4.3 Running regressions

4.3.1 Linear models - Ordinary Least Squares models (OLS)

The lm() function fits OLS models.

  • Syntax and use of the lm() function

    lm(formula, weights=w, data=dataFrame)

    Returns a model object. This is a list of objects which result from fitting the model.

    The formula parameter is of the form described above.

    The data parameter is optional. dataFrame specifies the data.frame which contains the response and/or regressors to be fit. R will look in the current environment for variables which are not found in the data.frame.

    The weights parameter is optional.

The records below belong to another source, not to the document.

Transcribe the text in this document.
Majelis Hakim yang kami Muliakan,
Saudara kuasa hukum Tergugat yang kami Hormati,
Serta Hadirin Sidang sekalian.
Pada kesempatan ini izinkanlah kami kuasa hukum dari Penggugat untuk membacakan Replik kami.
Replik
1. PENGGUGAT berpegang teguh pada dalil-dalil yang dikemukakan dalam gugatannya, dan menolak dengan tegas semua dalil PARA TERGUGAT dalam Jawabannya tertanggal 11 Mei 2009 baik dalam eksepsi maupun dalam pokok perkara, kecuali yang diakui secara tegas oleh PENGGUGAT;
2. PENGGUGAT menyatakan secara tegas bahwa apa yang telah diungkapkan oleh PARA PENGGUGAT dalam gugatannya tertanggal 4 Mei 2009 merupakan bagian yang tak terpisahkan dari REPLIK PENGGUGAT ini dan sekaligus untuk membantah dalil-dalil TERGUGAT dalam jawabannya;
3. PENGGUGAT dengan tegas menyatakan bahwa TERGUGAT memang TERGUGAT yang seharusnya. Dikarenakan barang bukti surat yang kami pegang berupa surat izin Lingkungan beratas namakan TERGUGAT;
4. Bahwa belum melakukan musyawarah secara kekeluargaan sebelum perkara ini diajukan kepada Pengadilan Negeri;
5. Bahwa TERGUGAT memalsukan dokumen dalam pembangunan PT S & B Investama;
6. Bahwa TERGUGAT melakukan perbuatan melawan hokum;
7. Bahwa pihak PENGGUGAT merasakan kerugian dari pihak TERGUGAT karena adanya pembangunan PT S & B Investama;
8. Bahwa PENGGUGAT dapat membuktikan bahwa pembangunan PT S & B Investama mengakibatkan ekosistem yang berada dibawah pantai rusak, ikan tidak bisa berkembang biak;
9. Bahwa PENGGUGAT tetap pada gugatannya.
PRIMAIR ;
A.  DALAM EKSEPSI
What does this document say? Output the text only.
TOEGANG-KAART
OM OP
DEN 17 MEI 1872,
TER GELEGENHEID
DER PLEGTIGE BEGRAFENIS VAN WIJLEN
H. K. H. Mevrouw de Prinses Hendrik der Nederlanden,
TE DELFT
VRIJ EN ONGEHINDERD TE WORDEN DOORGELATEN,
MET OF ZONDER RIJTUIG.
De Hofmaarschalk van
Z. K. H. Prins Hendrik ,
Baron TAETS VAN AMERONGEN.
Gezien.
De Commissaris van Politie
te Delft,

When present, a weighted fit is done using the w vector as the weights.

The following example uses lm() to fit the sleepstudy data from the lme4 package.

  1. Fit an OLS model.

    mod <- lm(Reaction ~ Days + Subject, data = sleepstudy)

4.3.2 Generalized linear models (GLM)

The glm() function fits a GLM model. The family parameter specifies the variance and link functions which are used in the model fit. The variance function specifies the relationship of the variance to the mean. The link defines the transformation to be applied to the response variable. As an example, the family poisson uses the "log" link function and "\(\mu\)" as the variance function. A GLM model is defined by both the formula and the family.

The default link function (the canonical link) for a family can be changed by specifying a link in the family function. For example, if the response variable is non negative and the variance is proportional to the mean, you migh use the "log" link with the "quasipoisson" family function. This would be specified as

family = quasipoisson()

The variance function is specified by the family and log is the canonical link for poisson.

  • Syntax and use of the glm() function

    glm(formula, family = family, weights = w, data = dataFrame)

    Returns a model object. This is a list of objects which result from fitting the model.

    The formula, dataFrame, and w parameters are as defined for the lm() function above.

    The family parameter defines the family used by glm(). Some common families are binomial, poisson, gaussian, quasi, quasibinomial, and quasipoisson.

The following example uses glm() to fit the Cowles data set from the car package.

  1. Fit an GLM model.

    modglm <- glm(volunteer ~ sex + extraversion * neuroticism,
                  family = binomial,
                  data = Cowles
              )